Relatos

El hechizo de amor, by Neus Sintes

Aunque se hablen en pocas ocasiones o apenas se sepan de su existencia, abundan sin ser vistos duendes, hadas, deidades y muchas demás especies que desconocemos. Algunos ignoran de su existencia por no creer en ellos. Pero la Madre Naturaleza, protectora de todas ellas, es la conocedora de muchas de las historias que han abundado; entre ellas la de una dríada llamada Nela.

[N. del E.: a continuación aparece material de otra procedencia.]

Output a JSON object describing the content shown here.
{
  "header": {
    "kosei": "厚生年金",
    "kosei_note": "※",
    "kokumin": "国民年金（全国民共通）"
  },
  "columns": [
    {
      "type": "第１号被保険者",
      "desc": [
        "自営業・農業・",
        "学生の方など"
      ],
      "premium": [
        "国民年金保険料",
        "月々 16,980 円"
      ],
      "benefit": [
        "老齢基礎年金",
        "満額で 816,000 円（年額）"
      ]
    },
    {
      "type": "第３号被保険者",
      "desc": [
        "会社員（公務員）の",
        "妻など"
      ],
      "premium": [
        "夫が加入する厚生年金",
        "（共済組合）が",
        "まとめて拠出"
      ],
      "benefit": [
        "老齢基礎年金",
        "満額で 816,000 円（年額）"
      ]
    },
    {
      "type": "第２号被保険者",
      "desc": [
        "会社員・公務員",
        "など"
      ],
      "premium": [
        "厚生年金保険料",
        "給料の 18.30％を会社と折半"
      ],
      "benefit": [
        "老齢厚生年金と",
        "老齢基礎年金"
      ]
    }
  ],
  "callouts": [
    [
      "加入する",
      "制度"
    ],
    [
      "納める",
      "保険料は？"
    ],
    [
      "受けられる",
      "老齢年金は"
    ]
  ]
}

Las dríadas son duendes de los árboles, con forma femenina y de gran belleza aunque solitarias por naturaleza. Nela era una de ellas. Hace muchos años, había un campo lleno de verdes hojas que crecían en abundancia. Lo que más destacaba de ese campo en especial era un árbol sin brillo ni flores, casi seco.

Una noche apareció una hada y le ofreció ayuda al árbol, al verlo de esa forma.

-¡Oh, no! – exclamó – Te voy a ayudar – sonsacando su varita mágica pronunció: Dríada, el conjuro que haré durará veinte años.

Dentro de los cuales podría transformarse en forma humana y conocer el amor para alegrar su vida y sanar de su tristeza, pero si no conocía el amor, moriría. El árbol accedió a aquel pacto.

A medida que pasaban los años, a sabiendas de que con el tiempo también el hechizo iba perdiendo poder. Una mañana, un joven cuyo nombre era Tomas, ser acercó al campo en busca de tranquilidad para tocar las composiciones que con su guitarra iba componiendo.

La madre de Tomas le tenía prohibido tocar la guitarra. La madre del chico fue abandonada por su marido cuando Tomas apenas era un crío. A raíz de entonces no podía escuchar los acordes que transmitía la guitarra que de muy joven Tomas empezó a tocar, adquiriendo el mismo talento que su padre, por la dedicación a la música.

Por ello Tomas cuando fue creciendo se refugiaba lejos de la casa para evitar que su madre escuchara cómo tocaba la guitarra. A partir del momento en que encontró aquel árbol, le llamó la atención y puso a componer melodías que le llenaban el alma y el árbol empezó a florecer como flor que florece en primavera. Dejó de ser el árbol seco y sin vida, ahora empezaba a vivir…

Tomas bajo el árbol, fue compartiendo lecturas, conversaciones y melodías que llegaban a un corazón, con una pequeña esperanza de que muy pronto una amistad surgiera entre ellos.

Cierto día, el chico fue con su guitarra a cuestas a tocar bajo el árbol. Y parpadeó dos veces para ver como de hermoso había cobrado vida..

-¿Es el mismo árbol? – se preguntó – sin dar crédito al hermoso árbol que había florecido. Tan distinto al de tiempo atrás.

-Tomás… – Mi nombre es Nela, dríada de este hermoso árbol que seco años atrás me encontraba… – El árbol comenzó a transformarse y crecieron ramas, hojas y flores.

Una hermosa mujer de largos cabellos y grandes ojos verdes y de figura esbelta resurgió de el árbol, cobrando vida humana

-Gracias a ti, Tomas – he cobrado vida.

-¿Eres real? – dejando la guitarra a un lado. – ¿O fruto de mi imaginación?

-Soy real – respondió – avanzando un paso hacía el joven

-Creía que solo en mis canciones existían criaturas tan hermosas cómo tú. Que cantaba y hablaba solo para alejarme de la realidad, cuando estabas tan cerca

-Así es, Tomas.

El hada al ver toda esta historia les dio a escoger a los amantes si querían vivir una vida juntos como seres humanos o como árboles. Fue así como, nace una hermosa flor como símbolo del amor entre Nela y Tomas.